Of course, most companies are communicating – what they can, when they can, and this is great. And many brands have (thankfully) understood the need to continue to communicate during lockdown – not merely around the impact of the lockdown on their business – but more importantly, how to get business ready for when lockdown is finished, understanding what this will look like and how things will change.
However, from a PR perspective what has stood out the most for me during this time is not merely the response(s) to this crisis, or the feeling of isolation or fear of the unknown, but the leadership that is being shown. This has become a trademark to so many – and I hope, their legacy.
Just look at our President, who under very challenging circumstances has demonstrated incredible leadership. He is clear, concise, calm and compassionate. Admirable traits of a conscious and authentic leader – and this has resonated with many and set the tone for how business and everyday people have responded to this challenge.

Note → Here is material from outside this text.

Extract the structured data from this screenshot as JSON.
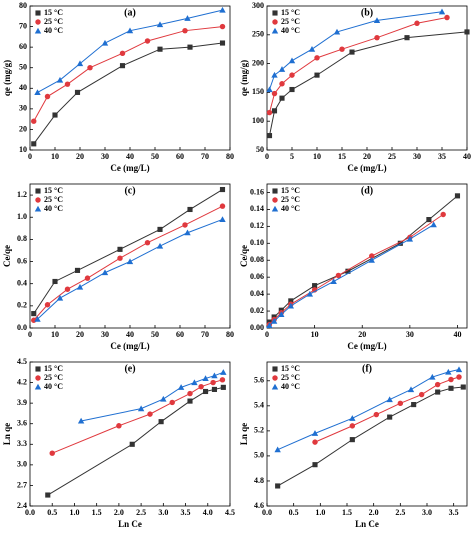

We see business leaders applying the same tone to their outreach with staff and the market, we see brands responding with clear messages and support, and we see people, who are on the frontline every day, providing essential services, respond with the same sense of collective responsibility and clarity. This has been incredible to witness and while there are many people who can argue that more should be done or that we could do better – I would still argue that leadership is a key outcome for our society.
For years people (and PR consultancies) have spoken about the need for real leadership and of course there have been some case studies of people and companies who have demonstrated this in the past – but not to this degree, nor with such a sense of purpose – to help and support EVERYONE – not just their own – but everyone. And given how frail humanity is right now and with many facing increasingly hard times, leadership is needed now more than ever. We need clarity and we need to feel the sense of concern that comes from others in these dark times.

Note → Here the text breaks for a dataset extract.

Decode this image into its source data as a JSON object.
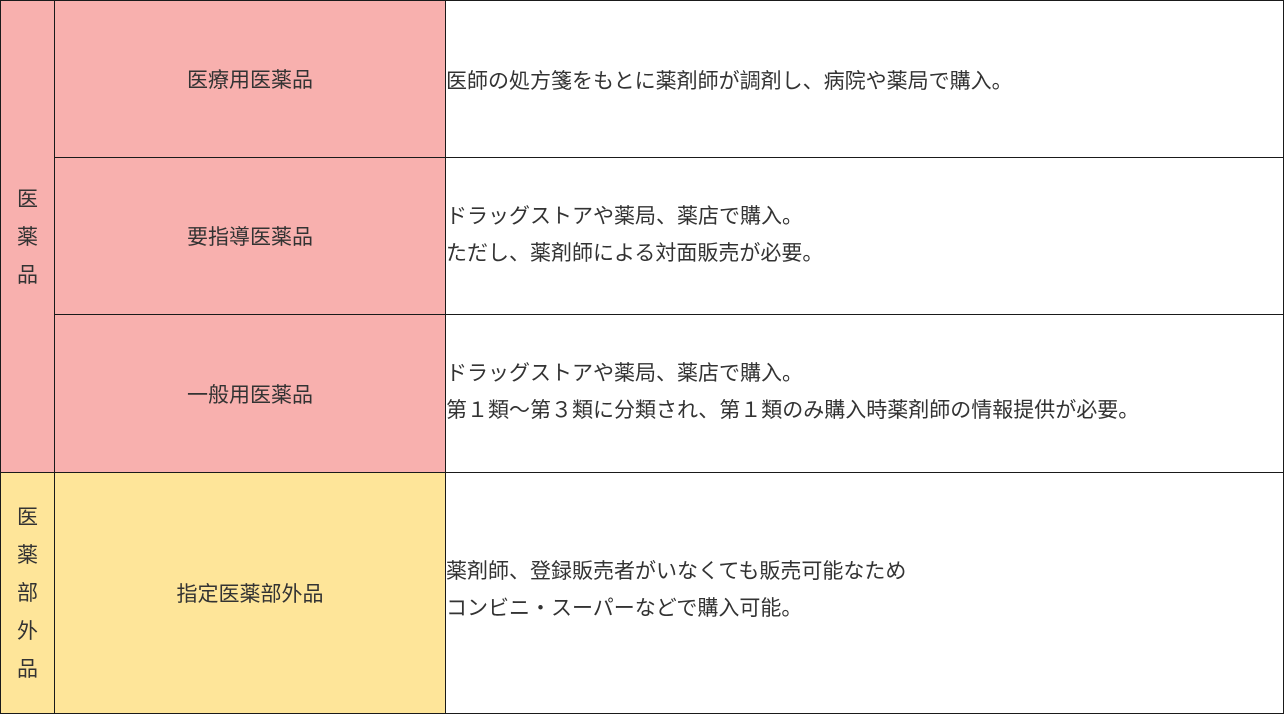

So, what lessons can then be taken from the leadership and their conduct during this time – which can be applied to most of us – no matter the situation:
- Manage yourself first. If you want to lead you have to have a good understanding of yourself – what you want, how you respond to different scenarios (both stressful and not) and how this reflects on your future ability to distill trust and confidence.
- Adapt quickly. Leaders cannot have a ‘wait and see’ approach – they need to anticipate what will happen and understand what skills and advice to put in place to be in the best position to adapt. For too long, business leaders have been fearful of moving too quickly – in case it has a negative effect – but don’t let your need for precision outweigh your opportunity.
- Communicate. No matter what the challenge, communicate – people want to hear from their leaders – be it business, community, family or political. They want to know that you know, and you hear them – and most importantly, that you will respond.
- Don’t work in isolation. No real leader does it on their own – they have a support base, they bring in the right skills, they ask for assistance, they gather information and form partnerships to help make things a reality. Real leaders surround themselves with brilliant people, period.
- Keep learning. A real leader does not stop looking for the right information, the right solutions, the right approach and the right partners – they must keep learning to stay on top of this evolving world. A leader values input from everyone.
- They are real. Leaders know that building trust is a crucial element of leading – but this means understanding your own humanity and empathy – and remaining authentic. You won’t get everything right and you won’t please everyone, all the time – but you can still lead with humanity and understanding.